Schattenblick →INFOPOOL →BILDUNG UND KULTUR → SPRACHEN

FRANZÖSISCH/172: Lehrmittel - Petit Dictionnaire des Faux Amis (SB)


Béatrice Gra Steiner, Burkhard Dretzke und Margaret Nester


Petit Dictionnaire des Faux Amis



Daß man auch beim Gebrauch einer Fremdsprache auf falsche Freunde hereinfallen kann, ist keine Neuigkeit mehr. Daß sie jedoch so zahlreich sein könnten, daß sie ein kleines Wörterbuch füllen, schon eher. Rund 700 dieser Begriffe von A-Z sind in Reclams "Petit Dictionnaire des Faux Amis" versammelt. Nimmt man sich täglich einen davon vor, braucht das fast zwei Jahre. Und - wie die Autoren eingangs plausibel machen - haben sie lediglich eine Auswahl getroffen, die sich an der Häufigkeit des Gebrauchs orientierte.

"Falsche Freunde", französisch "faux amis" oder englisch "false friends", nennt man im Fremdsprachenunterricht sowie in den angegliederten Wissenschaften im engeren Sinne Worte, die einem Begriff einer anderen Sprache zwar in der Aussprache oder Schreibweise stark ähneln und damit eine bestimmte Bedeutung nahelegen, dieser aber keineswegs oder nur zum Teil entsprechen.
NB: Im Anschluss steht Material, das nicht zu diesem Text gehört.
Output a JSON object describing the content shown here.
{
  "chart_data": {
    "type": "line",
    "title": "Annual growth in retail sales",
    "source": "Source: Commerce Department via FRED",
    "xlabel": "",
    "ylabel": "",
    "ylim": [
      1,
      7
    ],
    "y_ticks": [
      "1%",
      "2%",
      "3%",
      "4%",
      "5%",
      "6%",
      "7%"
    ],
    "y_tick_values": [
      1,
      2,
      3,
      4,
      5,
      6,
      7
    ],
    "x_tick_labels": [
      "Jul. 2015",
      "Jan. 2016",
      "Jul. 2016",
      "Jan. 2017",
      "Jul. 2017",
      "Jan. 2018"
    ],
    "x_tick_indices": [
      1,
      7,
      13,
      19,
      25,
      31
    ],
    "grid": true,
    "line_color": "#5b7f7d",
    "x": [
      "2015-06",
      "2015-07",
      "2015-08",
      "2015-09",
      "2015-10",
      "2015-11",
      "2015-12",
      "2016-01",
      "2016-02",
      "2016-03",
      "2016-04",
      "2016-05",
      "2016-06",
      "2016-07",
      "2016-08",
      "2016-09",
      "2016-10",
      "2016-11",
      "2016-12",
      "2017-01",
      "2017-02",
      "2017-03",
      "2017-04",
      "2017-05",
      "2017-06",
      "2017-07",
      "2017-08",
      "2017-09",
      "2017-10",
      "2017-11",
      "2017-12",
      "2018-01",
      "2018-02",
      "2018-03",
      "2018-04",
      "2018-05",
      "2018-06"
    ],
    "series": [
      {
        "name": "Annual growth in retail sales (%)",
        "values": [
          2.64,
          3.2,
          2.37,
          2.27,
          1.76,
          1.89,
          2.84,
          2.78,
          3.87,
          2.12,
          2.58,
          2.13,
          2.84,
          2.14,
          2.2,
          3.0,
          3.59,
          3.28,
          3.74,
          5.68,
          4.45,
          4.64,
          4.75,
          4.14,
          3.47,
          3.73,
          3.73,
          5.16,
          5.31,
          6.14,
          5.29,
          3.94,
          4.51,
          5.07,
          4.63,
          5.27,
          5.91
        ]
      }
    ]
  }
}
Falsche Freunde leiten auf die falsche Spur. Ein populäres Beispiel hierfür ist das deutsche Handy, mit dem man im englischen Sprachraum auf Unverständnis stößt, denn die Bedeutung des Wortes "handy" bedeutet dort "etwas zur Hand haben", "handlich, praktisch", "nützlich" und dergleichen, woraus sich vielleicht die Herkunft der deutschen Bezeichnung herleiten läßt, allerdings nicht mehr. Im Englischen heißt das Mobiltelefon "mobile". Das Frotteebadehandtuch, mit dem man sich in Deutschland kräftig trockenreiben (frotter = reiben etc.) kann, ist im Französischen gänzlich unbekannt. Dort sagt man "serviette éponge"... Nun, wer will sich hierzulande mit einem "Schwamm(hand)tuch" den Rücken trocknen? Wir überlassen das also getrost den Franzosen.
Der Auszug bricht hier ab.